Kobani as a pretext of unrests in Turkey
Baku, Azerbaijan, Oct. 9
By Rufiz Hafizoglu - Trend:
The recent clashes that led to the deaths of 22 people in Turkey are more serious than the events that took place in 2013 on Istanbul's Taksim Square.
The events on the Taksim Square were directed against the government of the former prime minister and current president of Turkey, Recep Tayyip Erdogan.
What is happening today in Turkey, can lead to consequences that are more serious for their scope and results, at least because, the ethnic and religious factors are standing at the foundation of clashes taking place in six south-eastern provinces of Turkey, including in big cities.
Therefore Turkey, being forced to take very serious steps, deployed army in many provinces along with the police and gendarmerie, to control the situation.
There is some talk that the clashes occurred due to the fact that after adoption of the parliament's mandate on Oct. 2, which authorizes military operations in Iraq and Syria, Turkey didn't protect the Kurds living in the Syrian town of Kobani from the Islamic State (IS) terrorist organization.
But this is only the tip of the iceberg.
One of the interesting things is the fact that the pro-Kurdish People's Democratic Party (HDP) was among those opposing the mentioned mandate's adoption.
The HDP leadership said Oct. 8 in a written statement that the process of democratic solution to the Kurdish problem will be suspended.
It should be noted that the process, launched in 2009, was authored by Erdogan.
The statement also said it is necessary to separate the protection of the Kurds in Kobani from the process of truce with the Kurds in Turkey.

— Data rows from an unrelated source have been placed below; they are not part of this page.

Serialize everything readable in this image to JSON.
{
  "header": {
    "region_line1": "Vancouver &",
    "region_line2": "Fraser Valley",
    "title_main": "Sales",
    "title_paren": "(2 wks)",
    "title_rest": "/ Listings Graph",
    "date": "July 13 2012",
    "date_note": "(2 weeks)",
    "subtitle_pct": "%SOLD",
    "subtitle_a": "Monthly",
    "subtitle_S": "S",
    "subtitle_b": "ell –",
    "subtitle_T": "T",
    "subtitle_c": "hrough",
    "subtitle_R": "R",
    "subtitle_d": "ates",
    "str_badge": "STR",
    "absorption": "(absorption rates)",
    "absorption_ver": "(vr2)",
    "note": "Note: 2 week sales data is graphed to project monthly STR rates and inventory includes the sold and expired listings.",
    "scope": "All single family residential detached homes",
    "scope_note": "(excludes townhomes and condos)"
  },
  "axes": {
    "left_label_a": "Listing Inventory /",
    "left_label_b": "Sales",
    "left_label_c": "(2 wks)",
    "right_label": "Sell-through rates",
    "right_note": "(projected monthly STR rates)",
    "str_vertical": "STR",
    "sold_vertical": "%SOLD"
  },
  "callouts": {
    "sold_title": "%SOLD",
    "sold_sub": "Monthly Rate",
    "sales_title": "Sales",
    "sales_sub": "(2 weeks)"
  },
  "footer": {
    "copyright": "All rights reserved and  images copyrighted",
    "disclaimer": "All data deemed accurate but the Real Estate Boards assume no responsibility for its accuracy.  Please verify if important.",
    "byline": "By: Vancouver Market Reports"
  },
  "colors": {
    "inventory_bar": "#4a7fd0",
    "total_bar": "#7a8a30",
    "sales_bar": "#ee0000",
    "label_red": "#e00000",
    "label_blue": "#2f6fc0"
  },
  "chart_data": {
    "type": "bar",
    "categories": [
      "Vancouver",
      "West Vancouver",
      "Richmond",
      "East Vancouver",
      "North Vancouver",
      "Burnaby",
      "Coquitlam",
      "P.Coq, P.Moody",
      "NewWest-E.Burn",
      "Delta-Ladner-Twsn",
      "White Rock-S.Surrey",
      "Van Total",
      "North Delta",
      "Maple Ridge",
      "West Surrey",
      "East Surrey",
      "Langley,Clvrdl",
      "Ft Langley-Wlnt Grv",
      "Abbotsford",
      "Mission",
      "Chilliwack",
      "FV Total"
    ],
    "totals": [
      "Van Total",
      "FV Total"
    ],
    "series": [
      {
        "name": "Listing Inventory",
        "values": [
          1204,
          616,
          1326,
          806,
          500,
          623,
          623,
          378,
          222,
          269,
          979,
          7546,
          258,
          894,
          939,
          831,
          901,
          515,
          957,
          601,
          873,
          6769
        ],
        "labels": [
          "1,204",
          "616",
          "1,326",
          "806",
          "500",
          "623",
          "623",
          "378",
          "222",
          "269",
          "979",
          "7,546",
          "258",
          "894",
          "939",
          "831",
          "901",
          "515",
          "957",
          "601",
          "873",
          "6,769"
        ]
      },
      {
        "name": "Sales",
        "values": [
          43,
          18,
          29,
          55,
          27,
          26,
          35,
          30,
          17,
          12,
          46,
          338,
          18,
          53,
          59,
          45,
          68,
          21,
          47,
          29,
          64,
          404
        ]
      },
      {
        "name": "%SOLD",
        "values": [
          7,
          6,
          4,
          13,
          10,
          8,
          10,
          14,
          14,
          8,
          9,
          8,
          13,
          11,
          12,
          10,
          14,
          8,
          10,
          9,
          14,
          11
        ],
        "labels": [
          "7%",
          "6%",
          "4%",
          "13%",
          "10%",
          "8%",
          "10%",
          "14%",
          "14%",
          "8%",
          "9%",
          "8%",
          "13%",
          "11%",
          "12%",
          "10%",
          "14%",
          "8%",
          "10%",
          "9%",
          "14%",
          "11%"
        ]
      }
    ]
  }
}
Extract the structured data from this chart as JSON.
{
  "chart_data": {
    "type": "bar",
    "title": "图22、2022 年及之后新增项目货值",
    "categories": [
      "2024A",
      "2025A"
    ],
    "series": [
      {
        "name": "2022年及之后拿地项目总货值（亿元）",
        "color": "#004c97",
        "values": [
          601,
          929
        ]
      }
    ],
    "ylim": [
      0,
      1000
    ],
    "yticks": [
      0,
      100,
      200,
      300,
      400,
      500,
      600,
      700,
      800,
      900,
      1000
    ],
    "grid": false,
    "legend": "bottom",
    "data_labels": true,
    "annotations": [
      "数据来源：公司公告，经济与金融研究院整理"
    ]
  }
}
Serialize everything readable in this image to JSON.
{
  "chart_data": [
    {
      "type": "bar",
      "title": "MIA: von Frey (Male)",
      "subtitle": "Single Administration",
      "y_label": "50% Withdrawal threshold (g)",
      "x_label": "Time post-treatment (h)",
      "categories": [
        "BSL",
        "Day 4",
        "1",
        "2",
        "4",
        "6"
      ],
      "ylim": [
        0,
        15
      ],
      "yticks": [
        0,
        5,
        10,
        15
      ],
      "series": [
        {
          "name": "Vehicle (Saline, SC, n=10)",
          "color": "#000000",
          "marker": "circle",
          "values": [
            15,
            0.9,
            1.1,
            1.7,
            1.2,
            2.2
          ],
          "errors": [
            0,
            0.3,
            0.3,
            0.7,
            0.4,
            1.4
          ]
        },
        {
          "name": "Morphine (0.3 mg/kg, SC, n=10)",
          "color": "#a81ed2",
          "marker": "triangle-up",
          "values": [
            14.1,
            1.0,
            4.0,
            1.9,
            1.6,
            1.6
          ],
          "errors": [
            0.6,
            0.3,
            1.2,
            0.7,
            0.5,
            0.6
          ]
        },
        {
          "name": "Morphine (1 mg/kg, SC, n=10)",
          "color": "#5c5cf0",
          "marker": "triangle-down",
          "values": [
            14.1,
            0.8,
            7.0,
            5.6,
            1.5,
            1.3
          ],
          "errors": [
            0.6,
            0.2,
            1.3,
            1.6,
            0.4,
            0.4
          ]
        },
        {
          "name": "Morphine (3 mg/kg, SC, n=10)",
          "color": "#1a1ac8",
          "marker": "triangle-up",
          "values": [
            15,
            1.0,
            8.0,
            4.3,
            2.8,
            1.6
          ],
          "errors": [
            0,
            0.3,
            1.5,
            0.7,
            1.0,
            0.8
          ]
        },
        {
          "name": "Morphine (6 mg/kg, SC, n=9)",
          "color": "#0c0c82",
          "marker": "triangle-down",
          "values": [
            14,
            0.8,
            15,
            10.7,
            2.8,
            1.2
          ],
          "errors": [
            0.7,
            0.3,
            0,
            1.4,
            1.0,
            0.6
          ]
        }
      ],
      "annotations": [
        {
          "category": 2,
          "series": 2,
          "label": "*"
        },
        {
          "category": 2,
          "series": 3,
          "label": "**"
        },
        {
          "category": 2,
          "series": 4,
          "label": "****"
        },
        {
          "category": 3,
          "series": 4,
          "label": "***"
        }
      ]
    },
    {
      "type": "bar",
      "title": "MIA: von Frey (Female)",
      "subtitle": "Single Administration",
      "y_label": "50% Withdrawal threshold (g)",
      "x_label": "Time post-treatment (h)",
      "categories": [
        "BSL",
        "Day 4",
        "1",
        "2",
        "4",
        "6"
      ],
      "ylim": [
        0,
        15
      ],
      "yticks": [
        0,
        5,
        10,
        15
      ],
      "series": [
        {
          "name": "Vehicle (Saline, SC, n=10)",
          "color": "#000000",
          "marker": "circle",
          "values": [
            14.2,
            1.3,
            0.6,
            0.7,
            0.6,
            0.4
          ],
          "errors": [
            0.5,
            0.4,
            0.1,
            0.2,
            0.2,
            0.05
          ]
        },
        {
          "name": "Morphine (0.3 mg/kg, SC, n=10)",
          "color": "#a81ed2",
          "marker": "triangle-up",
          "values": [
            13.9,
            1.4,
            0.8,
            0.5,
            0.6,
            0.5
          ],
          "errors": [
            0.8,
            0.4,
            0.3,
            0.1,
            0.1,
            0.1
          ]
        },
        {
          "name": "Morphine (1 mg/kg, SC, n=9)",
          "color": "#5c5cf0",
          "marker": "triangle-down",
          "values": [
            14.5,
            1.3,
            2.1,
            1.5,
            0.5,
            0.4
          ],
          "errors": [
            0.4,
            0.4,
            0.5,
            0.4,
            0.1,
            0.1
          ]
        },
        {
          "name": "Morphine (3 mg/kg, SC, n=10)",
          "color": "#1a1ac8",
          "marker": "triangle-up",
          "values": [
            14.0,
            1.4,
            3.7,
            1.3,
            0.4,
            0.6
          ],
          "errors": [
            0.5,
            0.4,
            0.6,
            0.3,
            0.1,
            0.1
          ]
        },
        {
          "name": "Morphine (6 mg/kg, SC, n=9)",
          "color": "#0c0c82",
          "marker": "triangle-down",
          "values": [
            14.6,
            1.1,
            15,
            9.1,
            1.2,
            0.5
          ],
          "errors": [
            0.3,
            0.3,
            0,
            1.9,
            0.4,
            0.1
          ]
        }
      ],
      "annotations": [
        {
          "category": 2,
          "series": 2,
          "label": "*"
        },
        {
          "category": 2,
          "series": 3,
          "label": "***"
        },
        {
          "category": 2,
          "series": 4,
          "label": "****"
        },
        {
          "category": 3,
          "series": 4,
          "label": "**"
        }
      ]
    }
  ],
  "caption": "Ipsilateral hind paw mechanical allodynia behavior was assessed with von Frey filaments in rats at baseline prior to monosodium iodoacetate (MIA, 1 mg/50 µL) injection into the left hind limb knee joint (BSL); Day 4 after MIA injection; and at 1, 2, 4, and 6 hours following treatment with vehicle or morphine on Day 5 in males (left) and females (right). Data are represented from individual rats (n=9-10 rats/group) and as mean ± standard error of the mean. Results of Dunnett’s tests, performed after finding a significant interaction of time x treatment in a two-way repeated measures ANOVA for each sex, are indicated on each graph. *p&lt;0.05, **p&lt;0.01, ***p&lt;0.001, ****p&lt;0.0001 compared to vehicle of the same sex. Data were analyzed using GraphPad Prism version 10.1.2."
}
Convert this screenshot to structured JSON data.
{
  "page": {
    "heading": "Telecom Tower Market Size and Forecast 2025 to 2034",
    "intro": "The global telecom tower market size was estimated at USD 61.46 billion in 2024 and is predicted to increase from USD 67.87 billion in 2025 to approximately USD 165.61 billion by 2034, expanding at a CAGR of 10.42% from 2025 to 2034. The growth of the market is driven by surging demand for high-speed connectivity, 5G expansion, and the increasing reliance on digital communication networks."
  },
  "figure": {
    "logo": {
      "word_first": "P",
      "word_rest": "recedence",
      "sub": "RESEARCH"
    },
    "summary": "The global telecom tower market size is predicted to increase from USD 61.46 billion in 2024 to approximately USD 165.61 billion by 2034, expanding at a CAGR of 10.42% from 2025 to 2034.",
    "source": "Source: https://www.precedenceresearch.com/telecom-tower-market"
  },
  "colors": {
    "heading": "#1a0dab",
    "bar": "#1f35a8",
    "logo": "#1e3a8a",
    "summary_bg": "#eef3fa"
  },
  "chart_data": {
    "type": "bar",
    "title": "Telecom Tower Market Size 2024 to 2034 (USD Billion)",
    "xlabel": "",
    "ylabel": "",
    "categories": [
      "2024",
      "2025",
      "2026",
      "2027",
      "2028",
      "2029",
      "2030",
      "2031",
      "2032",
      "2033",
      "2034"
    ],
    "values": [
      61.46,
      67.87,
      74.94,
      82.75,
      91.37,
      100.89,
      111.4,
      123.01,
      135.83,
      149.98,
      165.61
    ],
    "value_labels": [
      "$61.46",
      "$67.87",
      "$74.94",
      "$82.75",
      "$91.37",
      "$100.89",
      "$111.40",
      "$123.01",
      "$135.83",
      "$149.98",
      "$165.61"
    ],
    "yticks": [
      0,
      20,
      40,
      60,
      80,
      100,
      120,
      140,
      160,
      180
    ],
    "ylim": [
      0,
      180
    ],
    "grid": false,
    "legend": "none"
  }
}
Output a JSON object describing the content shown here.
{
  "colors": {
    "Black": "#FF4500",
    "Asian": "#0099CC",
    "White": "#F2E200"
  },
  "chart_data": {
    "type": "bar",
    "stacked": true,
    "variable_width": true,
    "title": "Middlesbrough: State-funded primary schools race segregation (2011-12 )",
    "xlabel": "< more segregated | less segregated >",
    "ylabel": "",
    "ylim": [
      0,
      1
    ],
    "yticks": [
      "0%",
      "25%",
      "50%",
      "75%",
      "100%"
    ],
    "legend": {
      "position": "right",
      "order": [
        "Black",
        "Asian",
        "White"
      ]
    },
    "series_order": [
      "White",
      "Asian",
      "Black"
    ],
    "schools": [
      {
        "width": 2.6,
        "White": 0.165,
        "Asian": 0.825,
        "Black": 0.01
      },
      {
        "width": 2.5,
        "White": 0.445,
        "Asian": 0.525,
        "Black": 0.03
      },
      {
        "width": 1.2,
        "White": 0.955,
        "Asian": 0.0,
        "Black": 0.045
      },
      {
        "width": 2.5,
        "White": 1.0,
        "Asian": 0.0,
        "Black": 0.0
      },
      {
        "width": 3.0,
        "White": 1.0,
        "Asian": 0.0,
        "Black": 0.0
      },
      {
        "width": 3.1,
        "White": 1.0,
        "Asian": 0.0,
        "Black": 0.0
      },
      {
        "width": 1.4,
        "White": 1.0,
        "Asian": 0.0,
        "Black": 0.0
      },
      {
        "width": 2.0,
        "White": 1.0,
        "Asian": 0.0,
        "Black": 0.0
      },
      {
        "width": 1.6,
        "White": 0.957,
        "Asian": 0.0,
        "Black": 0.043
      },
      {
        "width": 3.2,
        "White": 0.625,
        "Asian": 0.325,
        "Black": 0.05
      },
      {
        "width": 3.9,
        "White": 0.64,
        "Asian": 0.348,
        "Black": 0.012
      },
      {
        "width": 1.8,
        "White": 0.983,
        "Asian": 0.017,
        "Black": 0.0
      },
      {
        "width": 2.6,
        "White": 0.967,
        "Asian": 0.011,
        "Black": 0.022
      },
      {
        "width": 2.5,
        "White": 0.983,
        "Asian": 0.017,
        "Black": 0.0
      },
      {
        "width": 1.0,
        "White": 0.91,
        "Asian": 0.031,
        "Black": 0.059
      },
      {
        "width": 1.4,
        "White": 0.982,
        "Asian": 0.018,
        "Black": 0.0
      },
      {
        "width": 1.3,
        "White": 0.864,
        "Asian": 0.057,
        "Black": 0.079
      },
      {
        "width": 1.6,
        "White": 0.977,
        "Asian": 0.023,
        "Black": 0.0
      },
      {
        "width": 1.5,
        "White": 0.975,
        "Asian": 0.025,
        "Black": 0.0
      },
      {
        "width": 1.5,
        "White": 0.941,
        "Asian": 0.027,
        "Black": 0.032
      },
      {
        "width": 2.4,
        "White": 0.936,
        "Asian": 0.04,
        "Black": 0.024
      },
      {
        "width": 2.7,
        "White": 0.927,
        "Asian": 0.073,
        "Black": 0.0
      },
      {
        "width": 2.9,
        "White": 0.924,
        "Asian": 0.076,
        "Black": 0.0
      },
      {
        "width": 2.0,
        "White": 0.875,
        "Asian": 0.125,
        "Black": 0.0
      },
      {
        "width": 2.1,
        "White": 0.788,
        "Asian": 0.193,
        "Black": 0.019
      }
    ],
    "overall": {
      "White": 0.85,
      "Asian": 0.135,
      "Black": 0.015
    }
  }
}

On the other hand, it is not the police and protesters who clash in Turkey. It is the supporters of the Kurdistan Workers' Party (PKK) and members of the Free Cause Party (Huda-Par), an Islamist party consisting mainly of Kurds.
It is undeniable that Huda-Par, established in 1983, includes an Islamist organization known as Hizbullah Al Kurdi, which functioned clandestinely for four years. Turkish army and intelligence cooperated with Hezbollah al-Kurdi against the PKK terrorist organization starting from 1990.
It was also reported that the clashes between members of the Hezbollah Al Kurdi and the PKK killed over 1,000 people.
Getting out of control after assassination of its leader, the Hezbollah Al Kurdi ceased its overt activity in 2000, and began functioning within various circles, and the Huda-Par was established in 2012.
Thus, the clashes occurring today in Turkey can be regarded as a continuation of clashes between the PKK and Hezbollah Al Kurdi, represented by the Huda-Par.
The protests in Turkey are being held under the pretext of supporting the Syrian town of Kobani. The town indeed has a strategic importance for the IS, as well as the Kurds and Turkey.
The Syrian Kurds are aware that if Kobani falls under control of the IS, there will be "a domino effect" in other Kurdish cities.
Kobani's strategic significance for the IS lies in the fact that it is located between the cities of Jarabulus and Raqqa, which are also controlled by the terrorist organization.
And thus, Kobani's inclusion into the so-called "caliphate" means that the IS will gain control over the region.
If Kobani falls under control of the IS, Turkey will lose the Mursitpinar border checkpoint on the Turkish-Syrian border. The IS now has full control over the Akcakale-Tel Abyad, Gaziantep-Karkamis and Kilis Cobanbey-El Rai border checkpoints.
Closely following the developments one can say that the "old actors" in Turkey, i.e. the PKK has today gained new roles.
Unlike the PKK leader Abdullah Ocalan, who is under arrest, the leadership of PKK in the Kandil (territory of Iraq) said it did not believe in the peace process with the Kurds initiated by Ankara.
The PKK leadership even made an appeal saying that the process of truce with Turkey has ended for it.
That is why for the PKK, Kobani is actually a "holy grail".
The PKK, which is always used to impose pressure on Turkey, is again playing its role.
Its purpose is to leave the process of reconciliation with the Kurds unfinished, as well as to resume military situation in Turkey.